A persistent misconception is that “unsupervised” and “fully unsupervised” are interchangeable. Multiple papers explicitly dispute this. USDR argues that residual-based detectors trained on anomaly-free data are not truly fully unsupervised because they rely on privileged knowledge that training samples are normal (Ulmer et al., 2023). The lossy-compression work makes the same point, arguing that training only on normal data “partially violates the concept of unsupervised training for anomaly detection” (Ley et al., 2022). At the same time, some recent methods are fully unsupervised with respect to anomaly labels but still train exclusively on normal data, such as Dinomaly2’s full-spectrum UAD framework (Guo et al., 20 Oct 2025), or are conceptually unsupervised but empirically validated in a one-class setting, as in DEAN (Klüttermann et al., 29 Apr 2025).
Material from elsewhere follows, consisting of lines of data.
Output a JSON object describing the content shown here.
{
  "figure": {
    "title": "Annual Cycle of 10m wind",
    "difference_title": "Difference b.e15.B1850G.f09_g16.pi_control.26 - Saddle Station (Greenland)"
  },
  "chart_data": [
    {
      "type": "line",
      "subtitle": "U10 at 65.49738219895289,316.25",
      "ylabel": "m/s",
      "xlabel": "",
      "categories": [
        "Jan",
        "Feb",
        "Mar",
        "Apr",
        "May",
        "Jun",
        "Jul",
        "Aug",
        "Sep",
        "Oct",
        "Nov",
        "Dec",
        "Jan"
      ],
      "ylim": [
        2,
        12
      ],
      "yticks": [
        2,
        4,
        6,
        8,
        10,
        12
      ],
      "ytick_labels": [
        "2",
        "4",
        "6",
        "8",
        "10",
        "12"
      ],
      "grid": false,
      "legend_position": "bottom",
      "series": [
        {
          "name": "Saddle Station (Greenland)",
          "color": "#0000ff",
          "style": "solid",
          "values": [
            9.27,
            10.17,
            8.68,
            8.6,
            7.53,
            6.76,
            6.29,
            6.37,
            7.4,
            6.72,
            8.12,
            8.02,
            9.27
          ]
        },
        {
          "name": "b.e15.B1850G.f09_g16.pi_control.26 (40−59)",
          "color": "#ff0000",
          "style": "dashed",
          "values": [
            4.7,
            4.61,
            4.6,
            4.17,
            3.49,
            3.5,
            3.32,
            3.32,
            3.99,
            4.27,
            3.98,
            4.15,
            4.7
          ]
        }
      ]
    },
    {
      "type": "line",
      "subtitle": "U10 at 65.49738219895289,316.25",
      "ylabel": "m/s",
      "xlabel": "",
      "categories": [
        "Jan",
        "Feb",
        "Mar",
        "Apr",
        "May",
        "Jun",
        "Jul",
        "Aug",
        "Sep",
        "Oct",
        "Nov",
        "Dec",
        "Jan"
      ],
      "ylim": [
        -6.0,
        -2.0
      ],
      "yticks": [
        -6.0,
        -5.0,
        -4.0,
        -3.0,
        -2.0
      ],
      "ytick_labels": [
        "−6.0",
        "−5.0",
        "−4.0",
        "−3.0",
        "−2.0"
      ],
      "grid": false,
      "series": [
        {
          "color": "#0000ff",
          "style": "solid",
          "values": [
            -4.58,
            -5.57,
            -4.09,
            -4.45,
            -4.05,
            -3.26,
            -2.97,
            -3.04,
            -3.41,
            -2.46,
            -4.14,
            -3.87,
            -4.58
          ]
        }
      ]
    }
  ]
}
FUAD therefore names a stricter subset of label-free anomaly detection, not all of it.
A second controversy concerns benchmark realism. Several contaminated-training image papers inject anomalous test images into the training set to create FUAD benchmarks (Im et al., 2024, Liu et al., 19 Feb 2025, Liu et al., 25 Aug 2025). This is a practical protocol, but it is not identical to naturally occurring contamination. Medical imaging adds another layer of complexity: AnoBFN evaluates localization on synthetic AD-like abnormalities because real FDG-PET anomaly masks are unavailable (Roy et al., 23 Jul 2025). The MUED detector is unsupervised with respect to anomaly labels and thresholding, but its details also report that CAE parameters were cross-validated with a set of normal images, weakening a strict end-to-end FUAD interpretation (Fazio et al., 19 May 2025).
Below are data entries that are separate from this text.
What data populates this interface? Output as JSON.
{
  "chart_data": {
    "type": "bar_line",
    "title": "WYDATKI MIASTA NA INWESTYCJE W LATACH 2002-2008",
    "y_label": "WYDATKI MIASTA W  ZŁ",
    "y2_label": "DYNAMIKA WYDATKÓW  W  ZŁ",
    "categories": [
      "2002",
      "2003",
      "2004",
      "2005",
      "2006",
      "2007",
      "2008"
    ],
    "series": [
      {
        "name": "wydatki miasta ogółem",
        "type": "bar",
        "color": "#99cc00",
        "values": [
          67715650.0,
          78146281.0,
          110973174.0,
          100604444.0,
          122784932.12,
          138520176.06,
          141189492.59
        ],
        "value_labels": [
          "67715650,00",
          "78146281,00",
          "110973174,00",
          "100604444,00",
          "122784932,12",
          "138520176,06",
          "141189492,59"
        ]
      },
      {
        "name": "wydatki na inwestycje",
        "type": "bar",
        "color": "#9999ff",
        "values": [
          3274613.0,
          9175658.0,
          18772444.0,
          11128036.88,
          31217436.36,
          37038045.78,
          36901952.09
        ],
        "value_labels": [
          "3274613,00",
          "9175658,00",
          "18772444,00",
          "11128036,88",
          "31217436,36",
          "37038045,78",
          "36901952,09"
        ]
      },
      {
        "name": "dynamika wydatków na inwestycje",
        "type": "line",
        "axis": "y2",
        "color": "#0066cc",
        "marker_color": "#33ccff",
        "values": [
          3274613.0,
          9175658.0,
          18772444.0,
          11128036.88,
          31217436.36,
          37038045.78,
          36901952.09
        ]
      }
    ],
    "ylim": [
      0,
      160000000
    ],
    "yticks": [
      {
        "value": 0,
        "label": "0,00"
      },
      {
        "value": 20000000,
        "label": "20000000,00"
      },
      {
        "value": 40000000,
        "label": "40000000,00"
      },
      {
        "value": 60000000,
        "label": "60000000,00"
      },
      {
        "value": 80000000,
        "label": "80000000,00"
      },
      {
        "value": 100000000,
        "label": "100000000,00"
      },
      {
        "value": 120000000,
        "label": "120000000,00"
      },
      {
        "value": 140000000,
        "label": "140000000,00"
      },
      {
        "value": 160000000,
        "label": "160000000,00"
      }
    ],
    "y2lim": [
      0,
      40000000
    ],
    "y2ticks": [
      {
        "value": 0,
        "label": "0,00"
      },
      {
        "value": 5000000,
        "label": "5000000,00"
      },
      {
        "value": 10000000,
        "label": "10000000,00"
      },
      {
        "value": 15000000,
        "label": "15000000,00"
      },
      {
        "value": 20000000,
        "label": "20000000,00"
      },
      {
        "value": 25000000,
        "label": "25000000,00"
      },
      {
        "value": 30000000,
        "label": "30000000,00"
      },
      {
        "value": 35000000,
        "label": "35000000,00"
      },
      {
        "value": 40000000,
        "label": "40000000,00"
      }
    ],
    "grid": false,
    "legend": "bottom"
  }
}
Current limitations recur across nearly all method families. Performance typically drops as contamination increases, as anomaly types become more repetitive, or as normal data become highly multimodal. LLBNAD reports shrinking image-level gains at and because sub-models begin to agree on anomalous patterns (Zhang et al., 10 Aug 2025). Lossy compression degrades substantially by 20–25% contamination on SKAB (Ley et al., 2022). MLE-UVAD remains strong when anomaly ratio is below about 40% but degrades sharply above 50% because the dominant cluster can become abnormal (Geng et al., 25 Mar 2026). FUN-AD explicitly notes failure when normal feature diversity is comparable to anomaly diversity or when one anomaly type dominates (Im et al., 2024). Dataset folding likewise assumes anomalies are uncommon and generally heterogeneous (McIntosh et al., 13 Feb 2026).
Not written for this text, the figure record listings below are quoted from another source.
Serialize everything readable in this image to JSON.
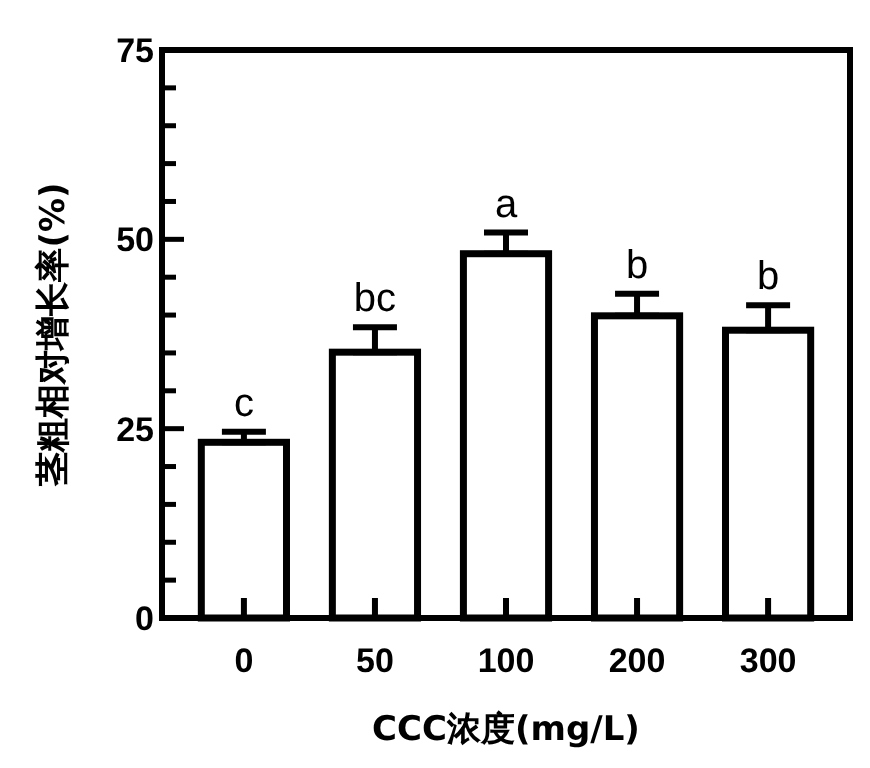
{
  "chart_data": {
    "type": "bar",
    "xlabel": "CCC浓度(mg/L)",
    "ylabel": "茎粗相对增长率(%)",
    "categories": [
      "0",
      "50",
      "100",
      "200",
      "300"
    ],
    "values": [
      23.2,
      35.1,
      48.1,
      39.9,
      38.0
    ],
    "errors": [
      [
        23.2,
        24.6
      ],
      [
        35.1,
        38.4
      ],
      [
        48.1,
        50.9
      ],
      [
        39.9,
        42.8
      ],
      [
        38.0,
        41.3
      ]
    ],
    "color": "#ffffff",
    "ylim": [
      0,
      75
    ],
    "yticks": [
      0,
      {
        "value": 5,
        "label": null
      },
      {
        "value": 10,
        "label": null
      },
      {
        "value": 15,
        "label": null
      },
      {
        "value": 20,
        "label": null
      },
      25,
      {
        "value": 30,
        "label": null
      },
      {
        "value": 35,
        "label": null
      },
      {
        "value": 40,
        "label": null
      },
      {
        "value": 45,
        "label": null
      },
      50,
      {
        "value": 55,
        "label": null
      },
      {
        "value": 60,
        "label": null
      },
      {
        "value": 65,
        "label": null
      },
      {
        "value": 70,
        "label": null
      },
      75
    ],
    "annotations": [
      {
        "text": "c",
        "x": "0",
        "y": 24.6
      },
      {
        "text": "bc",
        "x": "50",
        "y": 38.4
      },
      {
        "text": "a",
        "x": "100",
        "y": 50.9
      },
      {
        "text": "b",
        "x": "200",
        "y": 42.8
      },
      {
        "text": "b",
        "x": "300",
        "y": 41.3
      }
    ],
    "grid": false
  }
}
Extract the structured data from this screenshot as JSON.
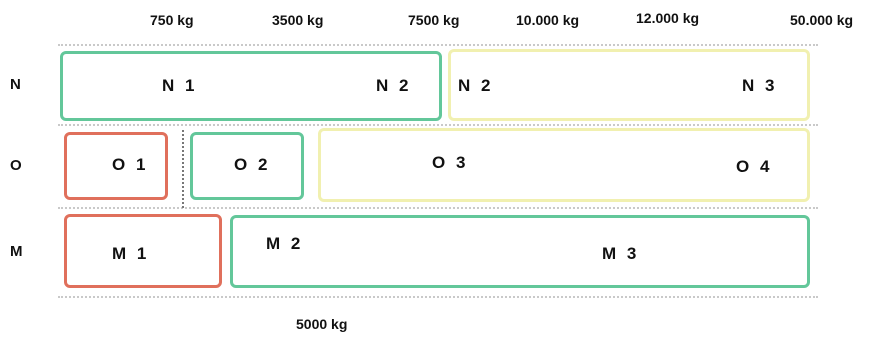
{
  "axis": {
    "top_ticks": [
      "750 kg",
      "3500 kg",
      "7500 kg",
      "10.000 kg",
      "12.000 kg",
      "50.000 kg"
    ],
    "bottom_tick": "5000 kg"
  },
  "rows": [
    {
      "label": "N",
      "classes": [
        "N 1",
        "N 2",
        "N 2",
        "N 3"
      ]
    },
    {
      "label": "O",
      "classes": [
        "O 1",
        "O 2",
        "O 3",
        "O 4"
      ]
    },
    {
      "label": "M",
      "classes": [
        "M 1",
        "M 2",
        "M 3"
      ]
    }
  ],
  "colors": {
    "green": "#63c79a",
    "red": "#e0705c",
    "yellow": "#f1f0b0"
  }
}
Taken together, these results suggest that the central open problem in FUAD is not merely label removal, but reliable recovery of normal structure under realistic contamination, domain shift, and deployment-scale constraints. The literature has converged on several operational principles—majority-normal modeling, anomaly diversity, cross-model disagreement, pseudo-normal reconstruction, and label-free thresholding—but none of them is yet contamination-agnostic. The present state of FUAD is therefore best understood as a family of robust unsupervised methods for mostly normal unlabeled data, rather than a solved theory of anomaly detection under arbitrary unlabeled contamination.